Minggu, 22 September 2013

Technologi ARANG BRIKET

Seperti yang telah diketahui, saat ini sedang terjadi krisis energy bahan bakar. Saat ini minyak tanah telah langka, dan harga gas LPG melonjak. Banyak rakyat kecil yang merasa terbebani dengan adanya kenaikan harga gas LPG tersebut. Dengan adanya briket arang, diharapkan hal tersebut dapat teratasi dan mampu menolong rakyat kecil. Pengolahan limbah serbuk kayu menjadi briket arang sangat mudah dan biaya produksinya pun sedikit karena bahan bakunya berasal dari limbah yang dengan mudah dapat kita peroleh dimana-mana. Selain itu pengolahan limbah ini juga dapat meningkatkan pendapatan masyarakat bila pembuatan briket arang ini dikelola dengan baik unutuk selanjutnya briket arang dijual. Bahan pembuatan briket arang mudah didapatkan disekitar kita berupa serbuk kayu gergajian yang dapat kita peroleh dari pabrik meubel atau pambrik pemotongan kayu.
Pengolahan limbah serbuk gergaji menjadi briket arang terbukti mampu menghemat penggunaan energy. Eco-efisien pengolahan limbah serbuk gergaji diharapkan dapat berimbas positif terhadap lingkungan. Dengan penggunaan briket arang sebagai bahab bakar maka kita dapat mengehat penggunaan kayu sebagai hasil utama dari hutan. Selain itu memanfaatkan serbuk gergaji sebagai bahan pembuatan briket arang maka akan meningkatkan pemanfaatan limbah hasil hutan sekaligus mengurangi pencemaran udara karena selama ini serbuk gergaji kayu yang ada hanya dibakar begitu saja.
Dengan pemikiran yang seperti itu saya mempunyai ide bagaimana caranya membuat mesin pembuatan arang. Mesin bekerja dengan tahap-tahap tertentu yang diperlukan dalam proses pengarangan mesin bekerja penuh dengan memanfaatkan bahan bakar yang berfungi membakar arang dengan alami mesin dapat menentukan jika nanti pembakaran sudah sempurna maka mesin akan membunyikan alaramnya sebagai pemberitahuan bahwa mesin udah melaksanakan dan menyelesaikan tahapan pembakaran secara alami tadi.
Selanjutnya mesin melanjutkan proses yang telah di tentukan oleh pemilik, Pengayakan maksudnya untuk menghasilkan arang serbuk gergajian dan tempurung kelapa yang lembut dan halus.
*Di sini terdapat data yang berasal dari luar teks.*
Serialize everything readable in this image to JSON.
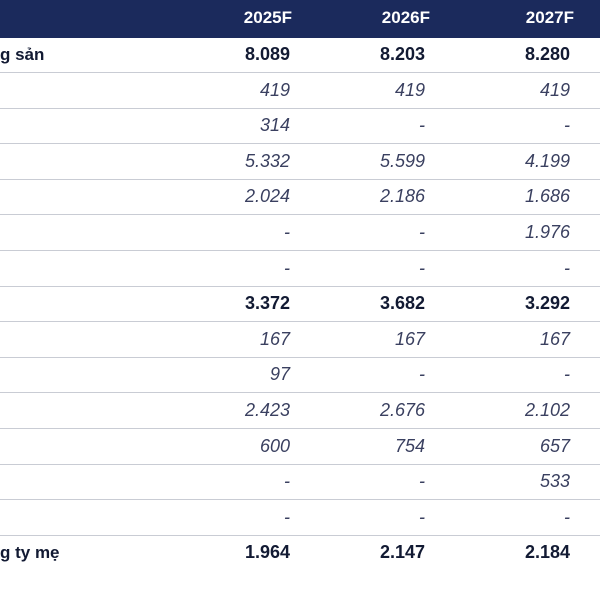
{
  "header": {
    "columns": [
      "2025F",
      "2026F",
      "2027F"
    ]
  },
  "rows": [
    {
      "label": "g sản",
      "style": "bold",
      "values": [
        "8.089",
        "8.203",
        "8.280"
      ]
    },
    {
      "label": "",
      "style": "italic",
      "values": [
        "419",
        "419",
        "419"
      ]
    },
    {
      "label": "",
      "style": "italic",
      "values": [
        "314",
        "-",
        "-"
      ]
    },
    {
      "label": "",
      "style": "italic",
      "values": [
        "5.332",
        "5.599",
        "4.199"
      ]
    },
    {
      "label": "",
      "style": "italic",
      "values": [
        "2.024",
        "2.186",
        "1.686"
      ]
    },
    {
      "label": "",
      "style": "italic",
      "values": [
        "-",
        "-",
        "1.976"
      ]
    },
    {
      "label": "",
      "style": "italic",
      "values": [
        "-",
        "-",
        "-"
      ]
    },
    {
      "label": "",
      "style": "bold",
      "values": [
        "3.372",
        "3.682",
        "3.292"
      ]
    },
    {
      "label": "",
      "style": "italic",
      "values": [
        "167",
        "167",
        "167"
      ]
    },
    {
      "label": "",
      "style": "italic",
      "values": [
        "97",
        "-",
        "-"
      ]
    },
    {
      "label": "",
      "style": "italic",
      "values": [
        "2.423",
        "2.676",
        "2.102"
      ]
    },
    {
      "label": "",
      "style": "italic",
      "values": [
        "600",
        "754",
        "657"
      ]
    },
    {
      "label": "",
      "style": "italic",
      "values": [
        "-",
        "-",
        "533"
      ]
    },
    {
      "label": "",
      "style": "italic",
      "values": [
        "-",
        "-",
        "-"
      ]
    },
    {
      "label": "g ty mẹ",
      "style": "bold",
      "values": [
        "1.964",
        "2.147",
        "2.184"
      ]
    }
  ],
  "colors": {
    "header_bg": "#1b2a5c",
    "header_text": "#ffffff",
    "row_border": "#c9ccd4"
  }
}
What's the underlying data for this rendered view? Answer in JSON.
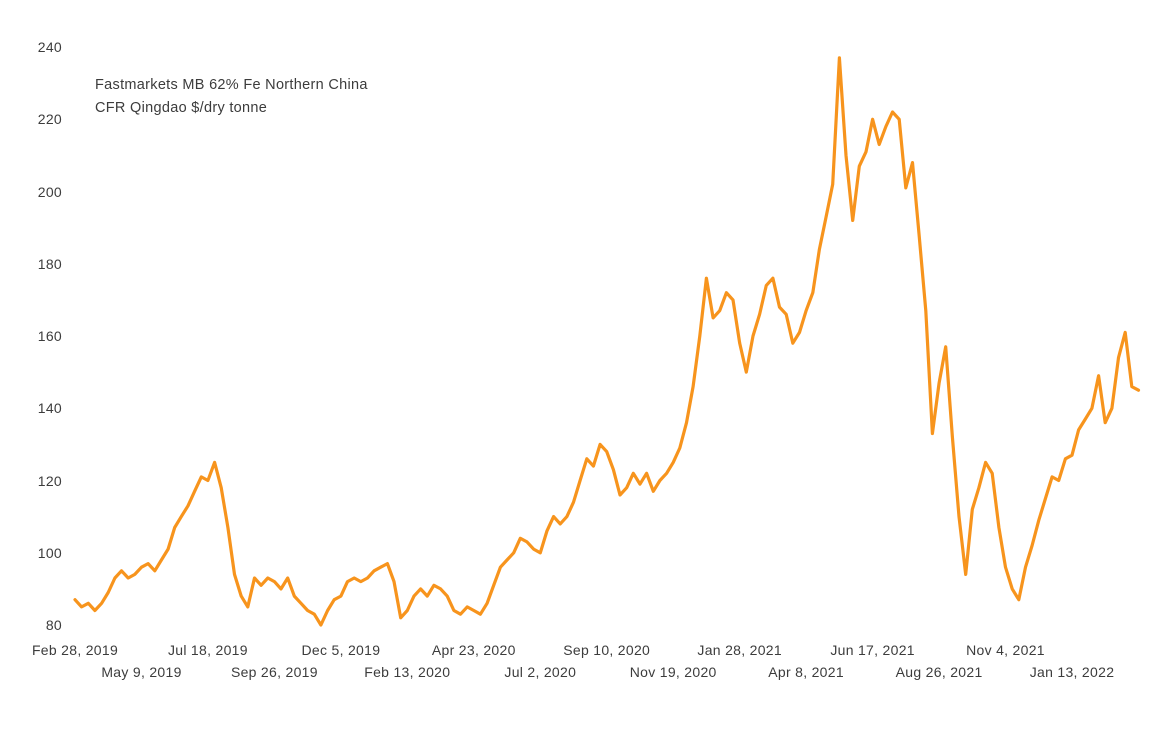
{
  "annotation": {
    "line1": "Fastmarkets MB 62% Fe Northern China",
    "line2": "CFR Qingdao $/dry tonne"
  },
  "chart_data": {
    "type": "line",
    "title": "Fastmarkets MB 62% Fe Northern China CFR Qingdao $/dry tonne",
    "ylabel": "$/dry tonne",
    "line_color": "#F7941D",
    "text_color": "#3c3c3c",
    "grid": false,
    "legend": "none",
    "ylim": [
      76,
      244
    ],
    "y_ticks": [
      80,
      100,
      120,
      140,
      160,
      180,
      200,
      220,
      240
    ],
    "x_ticks": [
      "Feb 28, 2019",
      "May 9, 2019",
      "Jul 18, 2019",
      "Sep 26, 2019",
      "Dec 5, 2019",
      "Feb 13, 2020",
      "Apr 23, 2020",
      "Jul 2, 2020",
      "Sep 10, 2020",
      "Nov 19, 2020",
      "Jan 28, 2021",
      "Apr 8, 2021",
      "Jun 17, 2021",
      "Aug 26, 2021",
      "Nov 4, 2021",
      "Jan 13, 2022"
    ],
    "x_tick_interval_days": 70,
    "x_tick_stagger": "alternating two rows",
    "start_date": "2019-02-28",
    "interval_days": 7,
    "values": [
      87,
      85,
      86,
      84,
      86,
      89,
      93,
      95,
      93,
      94,
      96,
      97,
      95,
      98,
      101,
      107,
      110,
      113,
      117,
      121,
      120,
      125,
      118,
      107,
      94,
      88,
      85,
      93,
      91,
      93,
      92,
      90,
      93,
      88,
      86,
      84,
      83,
      80,
      84,
      87,
      88,
      92,
      93,
      92,
      93,
      95,
      96,
      97,
      92,
      82,
      84,
      88,
      90,
      88,
      91,
      90,
      88,
      84,
      83,
      85,
      84,
      83,
      86,
      91,
      96,
      98,
      100,
      104,
      103,
      101,
      100,
      106,
      110,
      108,
      110,
      114,
      120,
      126,
      124,
      130,
      128,
      123,
      116,
      118,
      122,
      119,
      122,
      117,
      120,
      122,
      125,
      129,
      136,
      146,
      160,
      176,
      165,
      167,
      172,
      170,
      158,
      150,
      160,
      166,
      174,
      176,
      168,
      166,
      158,
      161,
      167,
      172,
      184,
      193,
      202,
      237,
      210,
      192,
      207,
      211,
      220,
      213,
      218,
      222,
      220,
      201,
      208,
      188,
      167,
      133,
      147,
      157,
      132,
      110,
      94,
      112,
      118,
      125,
      122,
      107,
      96,
      90,
      87,
      96,
      102,
      109,
      115,
      121,
      120,
      126,
      127,
      134,
      137,
      140,
      149,
      136,
      140,
      154,
      161,
      146,
      145
    ]
  }
}
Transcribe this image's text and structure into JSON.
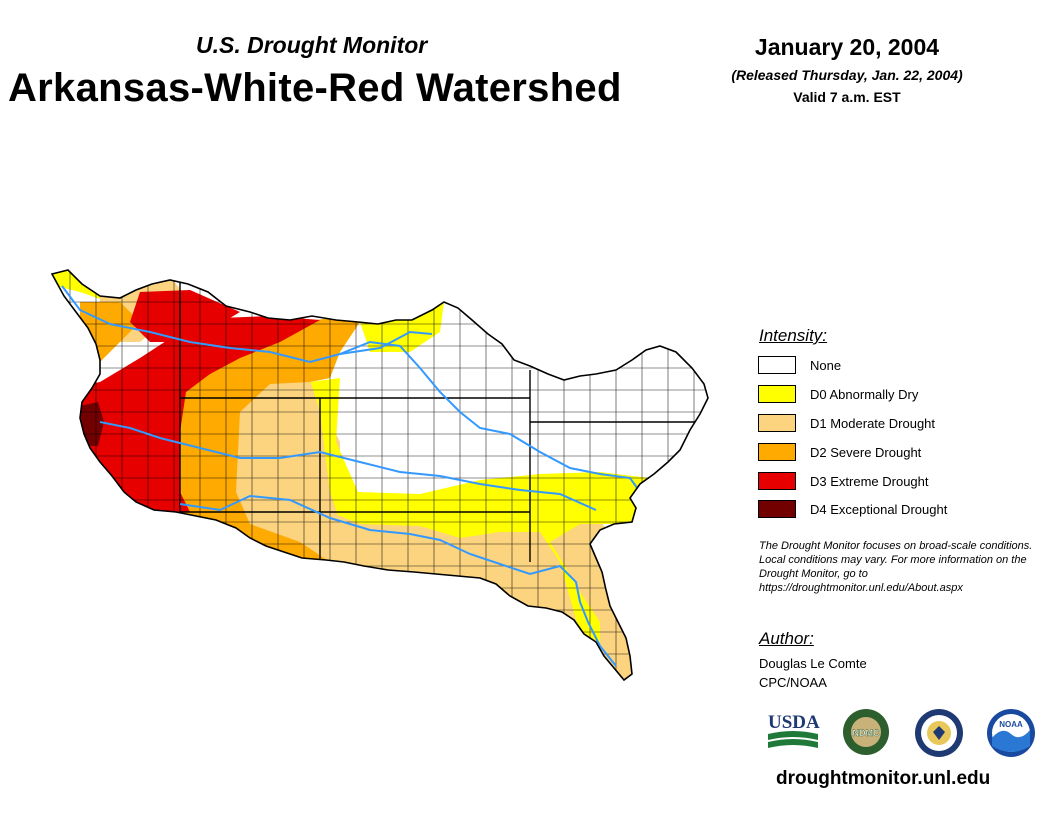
{
  "header": {
    "subtitle": "U.S. Drought Monitor",
    "title": "Arkansas-White-Red Watershed",
    "date": "January 20, 2004",
    "released": "(Released Thursday, Jan. 22, 2004)",
    "valid": "Valid 7 a.m. EST"
  },
  "legend": {
    "title": "Intensity:",
    "items": [
      {
        "label": "None",
        "color": "#ffffff"
      },
      {
        "label": "D0 Abnormally Dry",
        "color": "#ffff00"
      },
      {
        "label": "D1 Moderate Drought",
        "color": "#fcd37f"
      },
      {
        "label": "D2 Severe Drought",
        "color": "#ffaa00"
      },
      {
        "label": "D3 Extreme Drought",
        "color": "#e60000"
      },
      {
        "label": "D4 Exceptional Drought",
        "color": "#730000"
      }
    ]
  },
  "note": "The Drought Monitor focuses on broad-scale conditions. Local conditions may vary. For more information on the Drought Monitor, go to https://droughtmonitor.unl.edu/About.aspx",
  "author": {
    "title": "Author:",
    "name": "Douglas Le Comte",
    "org": "CPC/NOAA"
  },
  "logos": {
    "usda": "USDA",
    "ndmc": "NDMC",
    "noaa": "NOAA",
    "commerce_icon": "department-of-commerce-seal-icon"
  },
  "footer": {
    "site": "droughtmonitor.unl.edu"
  },
  "map": {
    "river_color": "#3399ff",
    "county_line_color": "#000000"
  }
}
Arang serbuk diayak dengan saringan ukuran kelolosan 50 mesh dan arang tempurung kelapa dengan ukuran 70mesh. Setelah mesin mengeluarkan hasil pembakaran maka mesin akan mendiamkan sejenak proses untuk mempersiapkan mesin ke proses selanjutnya yang sudah di jelaskan tadi, jadi mesin mengayak serbuk gergaji yang tadi untuk proses pemisahan yang lembut dan yang masih kasar atau padatan dalam bentuk besar. Agar dapat membantu proses pembuatan arang lebih mudah. Setelah diproses ada penakaran pemberian serbuk yang telah dipisahkan tadi antaranya 50 mesh arang dan 70 mesh tempurung kelapa.
Sesudah pengayakan langsung pencampuran berbagai media sebagai penunjang pembentukan arang. Mesin bekerja mencampur adukan bahan dengan suatu wadah besar yang sudah terhubung dengan mesin seperti mesin mixer akan tetapi ukuran besar yang nanti alat pengaduk sudah terpasang atau terincludekan dengan mesin mixer tersebut. Pemberian atau pengadukan tentunya harus memenuhi ketentuan sebagai berikut dicampur dengan perbandingan arang serbuk gergaji 90% dan arang tempurung kelapa 10%. Pada saat dan tempurung kelapa. Proses penyampuran   sudah selesai mesin tinggal menyiapakan dirinya untuk proses selanjutnya.

Setelah sudah hangatnya adonan yang sudah dicampur oleh mesin arang briket dimasukkan kedalam cetakan brket dan di tempa ,agar adonan menjadi padat dan tentunya menghemat kegunaan atau memperpanjang waktu lamanya penggunaan arang briket arang tersebut. Sehingga semua menjadi lebih efisien ekonomis terjangkau juga tidak menyulitkan pengguna maupun pembuat arang briket.